Georges-Louis Bouchez

Président du Mouvement réformateur (MR)
04/05/22

Né à Frameries de parents commerçants en 1986, Georges-Louis Bouchez décroche à 21 ans son master en droit. Deux ans plus tard, il entre au cabinet de Didier Reynders, alors ministre des Finances. C'est le début d'une carrière politique à rebondissements. Député wallon de 2014 à 2016, il perd son mandat quand Jacqueline Galant cesse d'être ministre. Il casse les codes aux élections communales de 2018 en créant "Mons en mieux", mouvement qui perce (22 %) mais est écarté de la majorité. Aux législatives de mai 2019, relégué à la quatrième place sur la liste MR du Hainaut, il doit être récupéré comme sénateur coopté.

En octobre 2019, il est élu président du MR avec 62 % des voix au second tour. Il s'impose dans le paysage politique belge, omniprésent, combatif, critiqué, séduisant.
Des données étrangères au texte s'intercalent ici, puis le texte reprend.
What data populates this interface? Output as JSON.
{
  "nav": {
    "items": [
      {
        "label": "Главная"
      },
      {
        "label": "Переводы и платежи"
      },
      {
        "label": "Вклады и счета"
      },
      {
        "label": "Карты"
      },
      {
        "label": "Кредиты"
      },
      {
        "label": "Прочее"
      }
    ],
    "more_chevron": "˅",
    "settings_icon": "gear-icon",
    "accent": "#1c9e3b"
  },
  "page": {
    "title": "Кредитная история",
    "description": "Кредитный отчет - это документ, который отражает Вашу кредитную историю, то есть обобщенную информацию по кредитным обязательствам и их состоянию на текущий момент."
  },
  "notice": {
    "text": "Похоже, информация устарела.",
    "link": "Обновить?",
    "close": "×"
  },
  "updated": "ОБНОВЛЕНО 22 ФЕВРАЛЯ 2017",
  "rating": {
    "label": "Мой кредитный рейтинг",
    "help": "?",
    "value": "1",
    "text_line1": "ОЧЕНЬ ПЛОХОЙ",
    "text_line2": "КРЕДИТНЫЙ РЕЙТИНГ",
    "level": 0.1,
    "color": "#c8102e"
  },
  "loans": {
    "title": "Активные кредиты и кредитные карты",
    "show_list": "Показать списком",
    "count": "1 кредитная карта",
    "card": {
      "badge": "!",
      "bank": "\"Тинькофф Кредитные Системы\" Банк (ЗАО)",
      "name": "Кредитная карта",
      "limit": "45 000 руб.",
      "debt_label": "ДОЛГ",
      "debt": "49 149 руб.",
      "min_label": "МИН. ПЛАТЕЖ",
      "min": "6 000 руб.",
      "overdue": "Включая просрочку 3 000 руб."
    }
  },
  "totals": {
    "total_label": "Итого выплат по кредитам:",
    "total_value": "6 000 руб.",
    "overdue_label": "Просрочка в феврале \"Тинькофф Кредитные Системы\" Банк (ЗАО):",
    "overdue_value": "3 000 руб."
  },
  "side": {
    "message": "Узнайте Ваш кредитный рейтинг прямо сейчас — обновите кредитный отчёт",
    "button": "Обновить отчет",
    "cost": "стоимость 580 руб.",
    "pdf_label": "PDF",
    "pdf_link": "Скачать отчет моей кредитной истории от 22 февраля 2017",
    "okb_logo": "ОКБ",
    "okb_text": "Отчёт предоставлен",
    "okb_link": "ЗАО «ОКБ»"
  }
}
"Les Wallons doivent bosser davantage"

La pandémie a été plutôt bien gérée. Ce n'est pas le cas du dossier de l'énergie. Georges-Louis Bouchez est partisan du nucléaire. Il plaide pour une réforme fiscale à dix milliards d'euros. À compenser par une hausse de l'emploi, en particulier en Wallonie. Il critique une mauvaise mentalité, alimentée par une gauche dominante.

Thierry Evens

Nous avons peut-être trop de confort pour accepter l'effort.
  • - Avec le recul, pensez-vous que le gouvernement a bien géré l'épidémie de Covid ?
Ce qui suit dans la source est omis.